C.  Repealed by Acts 1997, No. 1340, §2, eff. July 15, 1997.

D.  In addition to any other statements or reports required by this Chapter, the commissioner of insurance may request from any licensee full and complete information respecting the financial stability, reputation and integrity of any unauthorized insurer with whom any such licensee has dealt, or proposes to deal, in the transaction of insurance business.  The licensee shall promptly furnish in written or printed form so much of the information requested as he can produce.  The commissioner of insurance, if he believes it to be in the public interest, may order such licensee in writing to place no further insurance business on Louisiana risks through such unauthorized company.

E-G.  Repealed by Acts 1997, No. 1340, §2, eff. July 15, 1997.

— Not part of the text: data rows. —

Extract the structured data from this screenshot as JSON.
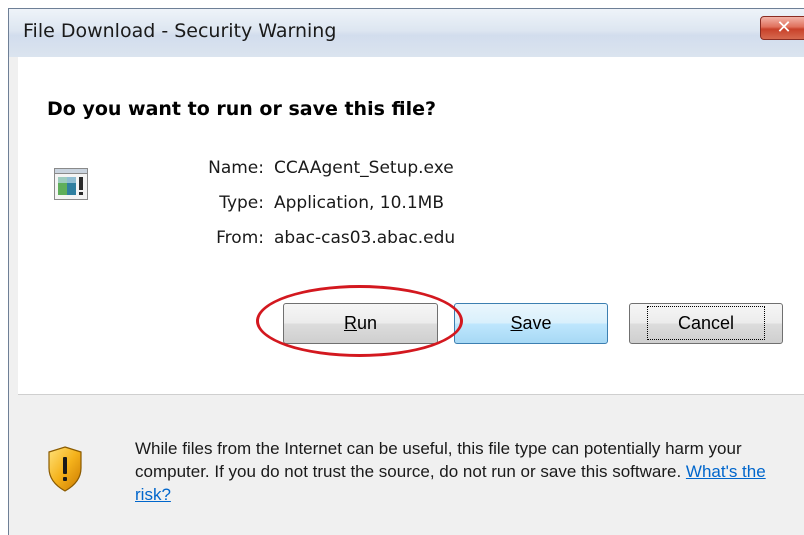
{
  "window": {
    "title": "File Download - Security Warning",
    "close_glyph": "✕"
  },
  "dialog": {
    "question": "Do you want to run or save this file?",
    "file": {
      "name_label": "Name:",
      "name_value": "CCAAgent_Setup.exe",
      "type_label": "Type:",
      "type_value": "Application, 10.1MB",
      "from_label": "From:",
      "from_value": "abac-cas03.abac.edu"
    },
    "buttons": {
      "run_mnemonic": "R",
      "run_rest": "un",
      "save_mnemonic": "S",
      "save_rest": "ave",
      "cancel": "Cancel"
    },
    "warning": {
      "text": "While files from the Internet can be useful, this file type can potentially harm your computer. If you do not trust the source, do not run or save this software. ",
      "risk_link": "What's the risk?"
    }
  },
  "icons": {
    "file_icon": "application-file-icon",
    "warning_icon": "security-shield-icon",
    "close_icon": "close-icon"
  },
  "colors": {
    "highlight": "#d3181f",
    "close_button": "#c8412a",
    "link": "#0066cc",
    "save_button_border": "#3c7fb1"
  }
}
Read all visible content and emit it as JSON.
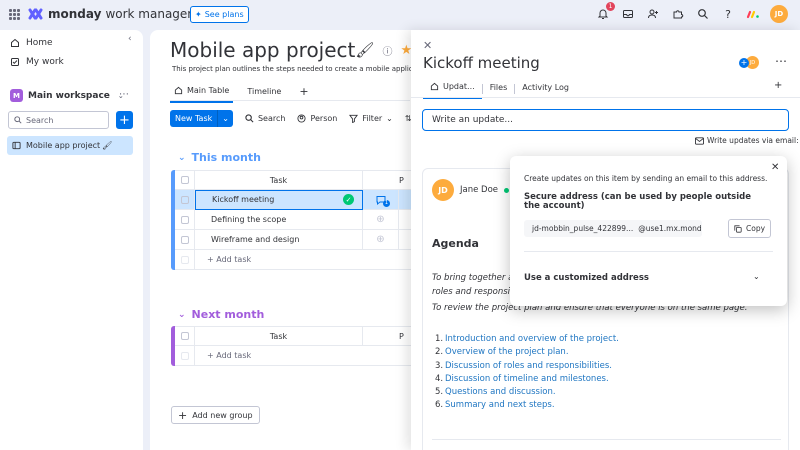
{
  "topbar": {
    "brand": "monday",
    "brand_sub": "work management",
    "see_plans": "See plans",
    "notifications_count": "1",
    "avatar_initials": "JD"
  },
  "sidebar": {
    "home": "Home",
    "my_work": "My work",
    "workspace_badge": "M",
    "workspace": "Main workspace",
    "search_placeholder": "Search",
    "board": "Mobile app project"
  },
  "board": {
    "title": "Mobile app project",
    "description": "This project plan outlines the steps needed to create a mobile applica",
    "tabs": [
      "Main Table",
      "Timeline"
    ],
    "toolbar": {
      "new_task": "New Task",
      "search": "Search",
      "person": "Person",
      "filter": "Filter"
    },
    "groups": [
      {
        "title": "This month",
        "color": "#579bfc",
        "column_header": "Task",
        "rows": [
          "Kickoff meeting",
          "Defining the scope",
          "Wireframe and design"
        ],
        "add_task": "+ Add task"
      },
      {
        "title": "Next month",
        "color": "#a25ddc",
        "column_header": "Task",
        "rows": [],
        "add_task": "+ Add task"
      }
    ],
    "conversation_count": "1",
    "add_group": "Add new group"
  },
  "panel": {
    "title": "Kickoff meeting",
    "avatar_initials": "JD",
    "tabs": [
      "Updat...",
      "Files",
      "Activity Log"
    ],
    "write_placeholder": "Write an update...",
    "via_email": "Write updates via email:",
    "post": {
      "author_initials": "JD",
      "author": "Jane Doe",
      "heading": "Agenda",
      "para1_line1": "To bring together al",
      "para1_line2": "roles and responsibi",
      "para2": "To review the project plan and ensure that everyone is on the same page.",
      "list": [
        "Introduction and overview of the project.",
        "Overview of the project plan.",
        "Discussion of roles and responsibilities.",
        "Discussion of timeline and milestones.",
        "Questions and discussion.",
        "Summary and next steps."
      ]
    }
  },
  "email_popover": {
    "intro": "Create updates on this item by sending an email to this address.",
    "secure_heading": "Secure address (can be used by people outside the account)",
    "address_user": "jd-mobbin_pulse_422899...",
    "address_domain": "@use1.mx.mond...",
    "copy": "Copy",
    "custom_heading": "Use a customized address"
  }
}
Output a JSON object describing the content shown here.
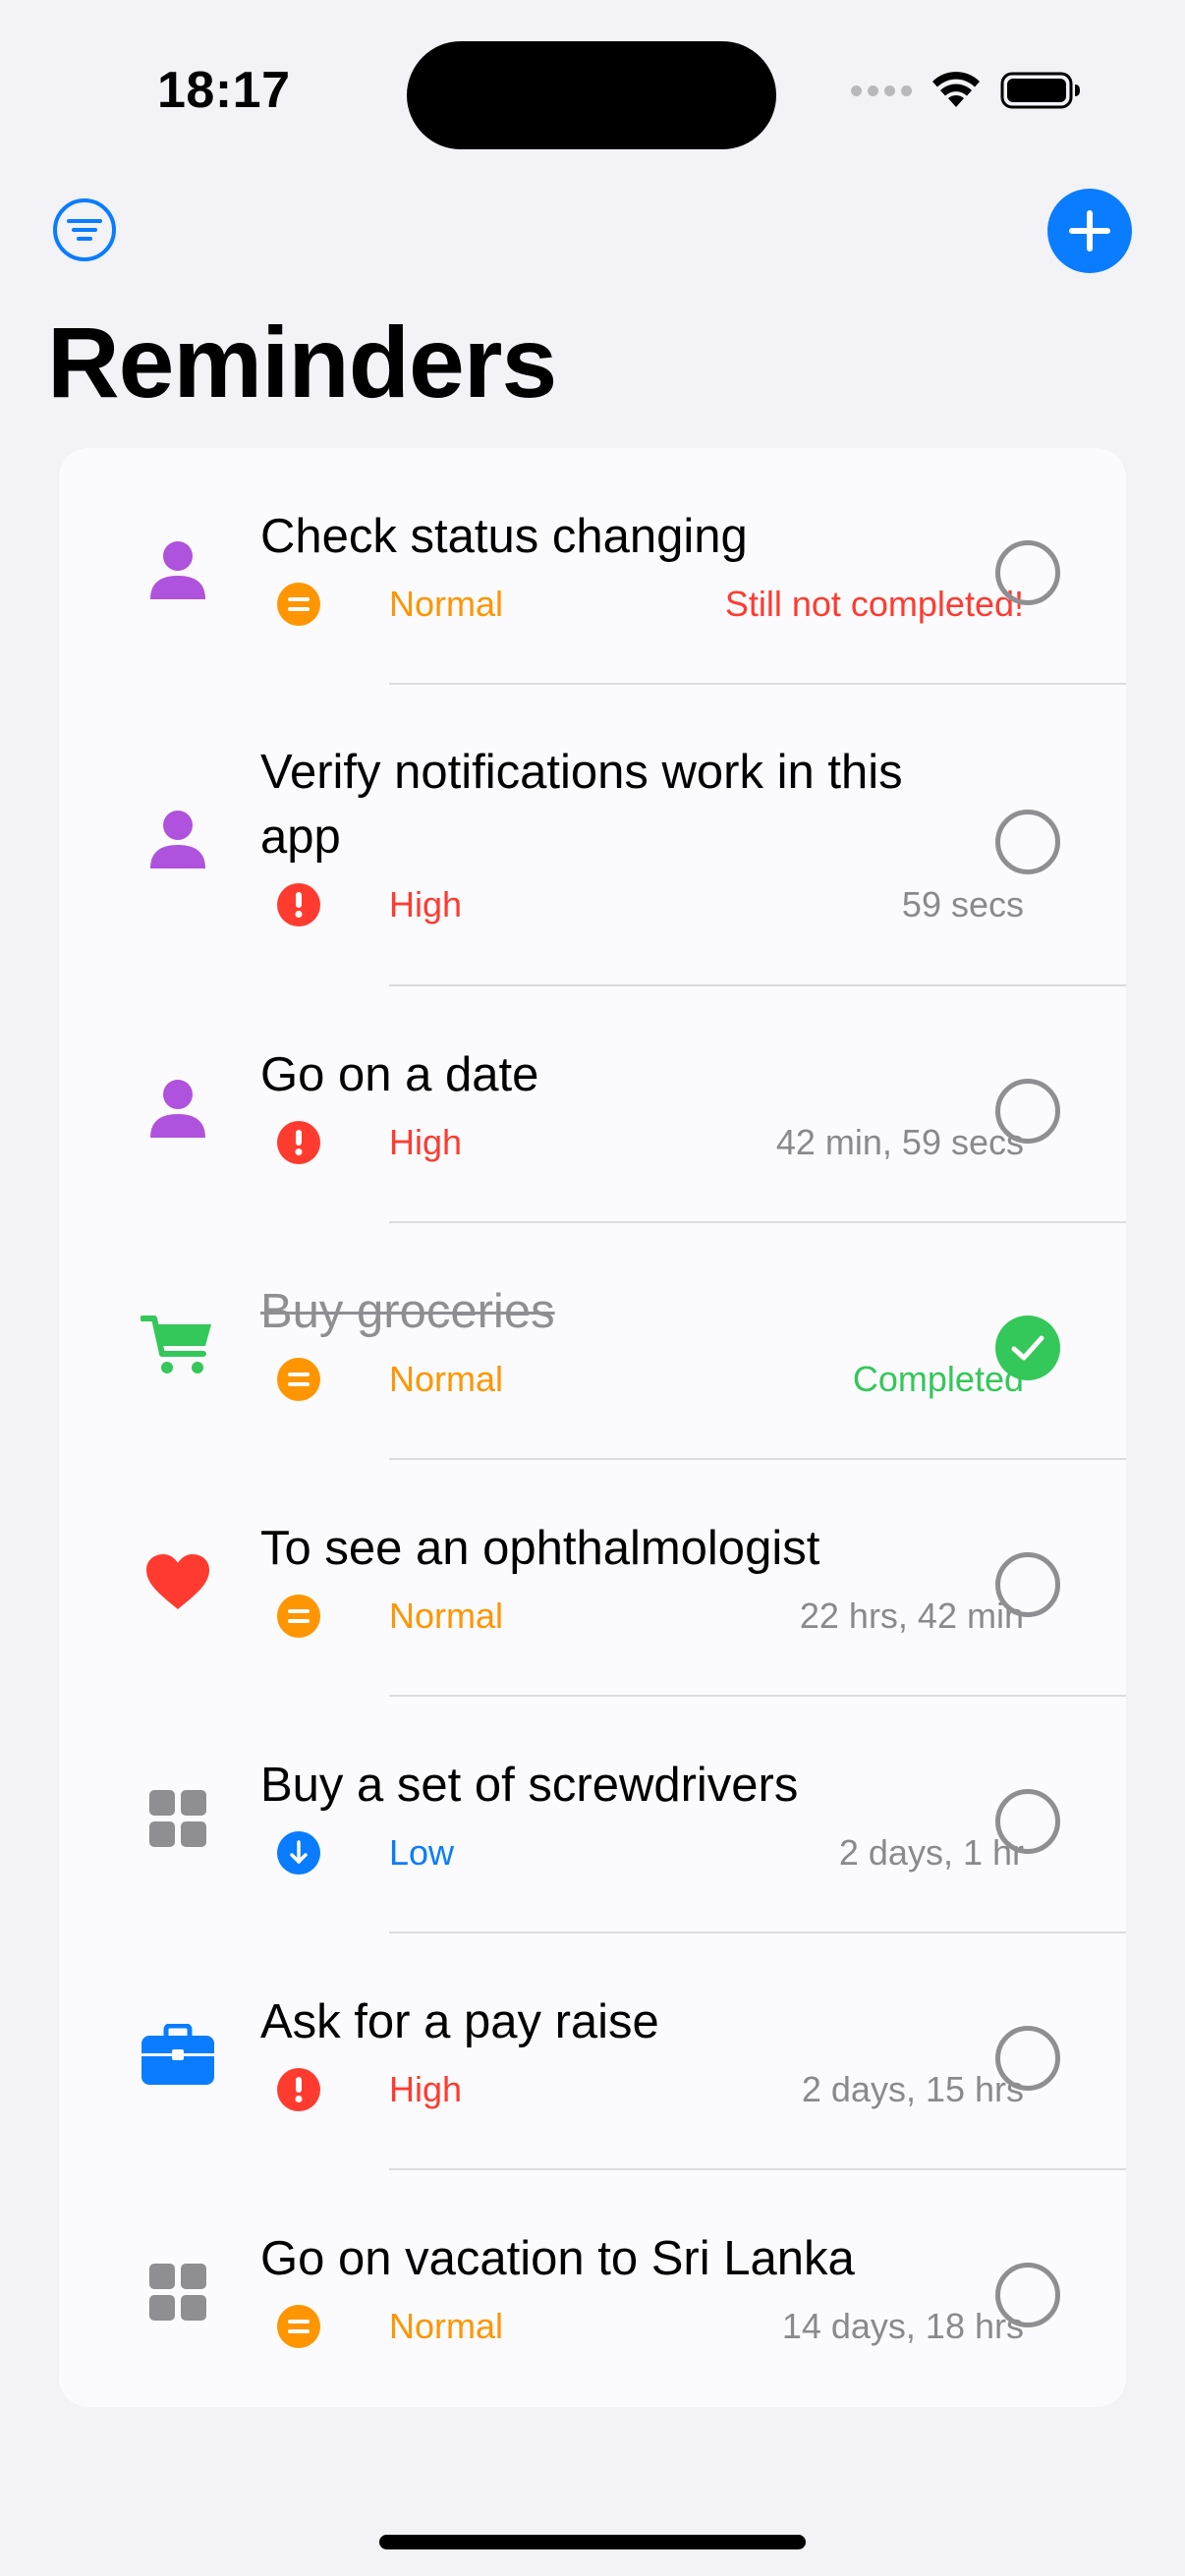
{
  "status_bar": {
    "time": "18:17",
    "icons": [
      "signal-dots",
      "wifi-icon",
      "battery-icon"
    ]
  },
  "header": {
    "title": "Reminders",
    "filter_icon": "filter-icon",
    "add_icon": "plus-icon"
  },
  "colors": {
    "accent": "#0a7cff",
    "normal": "#ff9500",
    "high": "#ff3b30",
    "low": "#0a7cff",
    "completed": "#34c759",
    "personal": "#af52de",
    "shopping": "#34c759",
    "health": "#ff3b30",
    "other": "#8e8e93",
    "work": "#0a7cff"
  },
  "reminders": [
    {
      "title": "Check status changing",
      "priority": "Normal",
      "time": "Still not completed!",
      "category_icon": "person-icon",
      "completed": false
    },
    {
      "title": "Verify notifications work in this app",
      "priority": "High",
      "time": "59 secs",
      "category_icon": "person-icon",
      "completed": false
    },
    {
      "title": "Go on a date",
      "priority": "High",
      "time": "42 min, 59 secs",
      "category_icon": "person-icon",
      "completed": false
    },
    {
      "title": "Buy groceries",
      "priority": "Normal",
      "time": "Completed",
      "category_icon": "cart-icon",
      "completed": true
    },
    {
      "title": "To see an ophthalmologist",
      "priority": "Normal",
      "time": "22 hrs, 42 min",
      "category_icon": "heart-icon",
      "completed": false
    },
    {
      "title": "Buy a set of screwdrivers",
      "priority": "Low",
      "time": "2 days, 1 hr",
      "category_icon": "grid-icon",
      "completed": false
    },
    {
      "title": "Ask for a pay raise",
      "priority": "High",
      "time": "2 days, 15 hrs",
      "category_icon": "briefcase-icon",
      "completed": false
    },
    {
      "title": "Go on vacation to Sri Lanka",
      "priority": "Normal",
      "time": "14 days, 18 hrs",
      "category_icon": "grid-icon",
      "completed": false
    }
  ]
}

H.(1)  Notwithstanding any law to the contrary, no person shall act in this state as agent for or broker to any unauthorized insurer which has not been approved by the Department of Insurance in accordance with this Section and R.S. 22:1262.1, unless the following criteria are met:

(a)  The insurance is limited to commercial property and liability, including commercial marine.

(b)  The insurance coverage is excess coverage and the attachment point is at least twenty five million dollars for property and ten million dollars for liability or such other amount as the Department of Insurance in its discretion shall require.

(c)  Approval from the Department of Insurance is required for each policy.

(d)  The insured has been informed in writing by the agent or broker that the insurer has not been approved by the Department of Insurance.

(2)  The commissioner by regulation or directive, may require that the insured meet minimum financial requirements and may require certification from the agent or broker that the insurer meets the financial and any other requirements promulgated by the Department of Insurance for insurance coverage by an unauthorized insurer which has not been approved by the Department of Insurance under this Section and R.S. 22:1262.1.

Acts 1958, No. 125.  Amended by Acts 1960, No. 148, §1; Acts 1966, No. 175, §1; Acts 1972, No. 239, §1; Acts 1979, No. 196, §1; Acts 1981, No. 856, §1; Acts 1983, No. 714, §1; Acts 1993, No. 902, §1; Acts 1995, No. 819, §1; Acts 1996, 1st Ex. Sess., No. 71, §1, eff. May 10, 1996; Acts 1997, No. 1340, §§1, 2, eff. July 15, 1997; Acts 1999, No. 868, §1.